The wild rhododendrons are blooming now. I thought it would be cool to find a good rhody hike. “There used to be tons of them at Plaza Lake,” Dave said.

Plaza Lake. Oh hell yeah. Let’s do this thing.

I’ve been hearing about Plaza Lake and Abbott Road for forty years. They figure in a number of Dave’s disaster stories B. M. (Before Murr). Or possibly it was just one story so traumatic his memory split it into more manageable chunks. He and his buddy tried to turn the pickup truck around on Abbott Road and got the back end hanging off the cliff and they slithered delicately out of the cab and roped it up to a tree and set out walking in their shorts and T-shirts until it got dark and cold and they had to try to sleep in the woods in a more intimate position than either of them would have preferred. And walked for twenty miles without meeting a soul before realizing they’d gone the wrong way.

There might have been wolverines.

“Let’s go to Plaza Lake,” I said.

I’d looked it up. It was only a 2.4 mile hike round trip but a very long drive, some of it on a bumpy road. We prefer hiking to driving but we were in it for the rhododendrons.

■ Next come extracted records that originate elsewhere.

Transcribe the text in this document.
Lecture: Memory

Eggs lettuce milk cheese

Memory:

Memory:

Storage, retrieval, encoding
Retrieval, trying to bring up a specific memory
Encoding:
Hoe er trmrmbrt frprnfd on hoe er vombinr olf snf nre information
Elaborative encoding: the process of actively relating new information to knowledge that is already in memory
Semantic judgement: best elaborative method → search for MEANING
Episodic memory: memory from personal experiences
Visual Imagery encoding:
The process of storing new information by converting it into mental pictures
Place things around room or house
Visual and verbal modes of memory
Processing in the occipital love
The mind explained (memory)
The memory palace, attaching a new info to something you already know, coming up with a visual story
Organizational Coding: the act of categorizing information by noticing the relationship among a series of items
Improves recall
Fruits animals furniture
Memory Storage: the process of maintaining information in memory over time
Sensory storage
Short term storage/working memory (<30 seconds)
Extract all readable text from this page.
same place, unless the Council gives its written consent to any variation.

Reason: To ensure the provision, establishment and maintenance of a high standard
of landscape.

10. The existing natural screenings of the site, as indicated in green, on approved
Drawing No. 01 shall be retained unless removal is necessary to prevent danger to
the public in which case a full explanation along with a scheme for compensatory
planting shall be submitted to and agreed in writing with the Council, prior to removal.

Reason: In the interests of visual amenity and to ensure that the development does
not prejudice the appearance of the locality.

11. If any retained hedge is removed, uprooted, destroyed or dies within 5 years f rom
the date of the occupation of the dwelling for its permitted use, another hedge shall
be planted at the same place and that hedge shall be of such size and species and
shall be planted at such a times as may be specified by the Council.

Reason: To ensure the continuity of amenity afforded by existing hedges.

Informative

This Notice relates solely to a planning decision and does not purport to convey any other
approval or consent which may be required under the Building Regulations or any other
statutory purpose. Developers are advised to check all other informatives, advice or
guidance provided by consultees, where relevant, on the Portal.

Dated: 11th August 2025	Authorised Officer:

The directions suggested it was a 100-minute drive from Portland, and that was true, if by “Portland” you mean some place nowhere near Portland, and by “100 minutes” you mean three and a half hours. And it was a “bumpy road” if what you mean by bumpy is “could be charitably described as lunar.”

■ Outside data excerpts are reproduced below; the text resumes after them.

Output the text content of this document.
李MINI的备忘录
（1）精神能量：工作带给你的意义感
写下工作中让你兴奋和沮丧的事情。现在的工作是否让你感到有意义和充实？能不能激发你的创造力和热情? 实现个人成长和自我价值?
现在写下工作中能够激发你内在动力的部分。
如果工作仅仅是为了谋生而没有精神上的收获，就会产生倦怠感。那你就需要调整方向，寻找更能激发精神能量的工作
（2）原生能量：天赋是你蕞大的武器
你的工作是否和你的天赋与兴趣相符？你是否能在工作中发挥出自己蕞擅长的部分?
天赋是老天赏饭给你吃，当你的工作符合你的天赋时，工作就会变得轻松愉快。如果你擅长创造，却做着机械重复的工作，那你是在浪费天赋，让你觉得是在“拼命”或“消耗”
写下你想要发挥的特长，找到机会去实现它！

Once we left the pavement we still had about 17 miles to go. I drove my little red car. It’s adorable. It has a clearance about the same as my vertical leap, or three inches. The potholes were cavernous. The ruts could have been navigated by a gondola. Driving my little red car on this road was like sending a dung beetle across a waffle.

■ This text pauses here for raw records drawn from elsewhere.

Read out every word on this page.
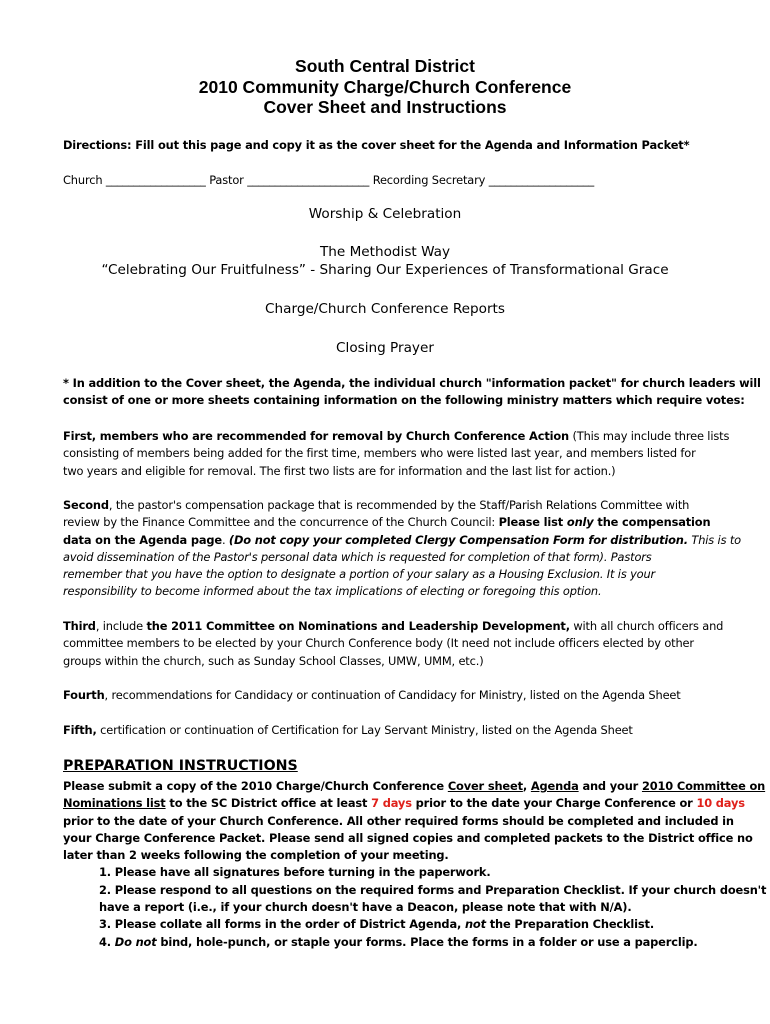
South Central District
2010 Community Charge/Church Conference
Cover Sheet and Instructions
Directions: Fill out this page and copy it as the cover sheet for the Agenda and Information Packet*
Church __________________ Pastor ______________________ Recording Secretary ___________________
Worship & Celebration
The Methodist Way
“Celebrating Our Fruitfulness” - Sharing Our Experiences of Transformational Grace
Charge/Church Conference Reports
Closing Prayer
* In addition to the Cover sheet, the Agenda, the individual church "information packet" for church leaders will
consist of one or more sheets containing information on the following ministry matters which require votes:
First, members who are recommended for removal by Church Conference Action (This may include three lists
consisting of members being added for the first time, members who were listed last year, and members listed for
two years and eligible for removal. The first two lists are for information and the last list for action.)
Second, the pastor's compensation package that is recommended by the Staff/Parish Relations Committee with
review by the Finance Committee and the concurrence of the Church Council: Please list only the compensation
data on the Agenda page. (Do not copy your completed Clergy Compensation Form for distribution. This is to
avoid dissemination of the Pastor's personal data which is requested for completion of that form). Pastors
remember that you have the option to designate a portion of your salary as a Housing Exclusion. It is your
responsibility to become informed about the tax implications of electing or foregoing this option.
Third, include the 2011 Committee on Nominations and Leadership Development, with all church officers and
committee members to be elected by your Church Conference body (It need not include officers elected by other
groups within the church, such as Sunday School Classes, UMW, UMM, etc.)
Fourth, recommendations for Candidacy or continuation of Candidacy for Ministry, listed on the Agenda Sheet
Fifth, certification or continuation of Certification for Lay Servant Ministry, listed on the Agenda Sheet
PREPARATION INSTRUCTIONS
Please submit a copy of the 2010 Charge/Church Conference Cover sheet, Agenda and your 2010 Committee on
Nominations list to the SC District office at least 7 days prior to the date your Charge Conference or 10 days
prior to the date of your Church Conference. All other required forms should be completed and included in
your Charge Conference Packet. Please send all signed copies and completed packets to the District office no
later than 2 weeks following the completion of your meeting.
1. Please have all signatures before turning in the paperwork.
2. Please respond to all questions on the required forms and Preparation Checklist. If your church doesn't
have a report (i.e., if your church doesn't have a Deacon, please note that with N/A).
3. Please collate all forms in the order of District Agenda, not the Preparation Checklist.
4. Do not bind, hole-punch, or staple your forms. Place the forms in a folder or use a paperclip.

Our sense of adventure kicked in. Who cares how long it takes? We wormed our way up Abbott Road like a hopped-up slime mold. The miles trudged by as if borne on glaciers. Shadows lengthened. We didn’t see a single person. It began to occur to us that if we did get stuck, we would have no recourse but to bail out and walk for twenty miles in the waning sunlight. We decided to try something we’d never done before: we chose discretion over valor. Two short miles from our goal, we turned around. It was just a wide enough spot that we might be seen from the air if we spelled out HELP in pieces of axles.

Usually when we take a road like that, Dave’s driving our thirty-year-old four-wheel-drive pickup. I hate it. I ride in the passenger seat weeping quietly and trying not to throw up. This time, with me driving, Dave was a model of serenity. When we turned around he got out and promptly took a dump in the woods. People cope in different ways.

Seven hours after we left, we were right back home again. We could have driven to California.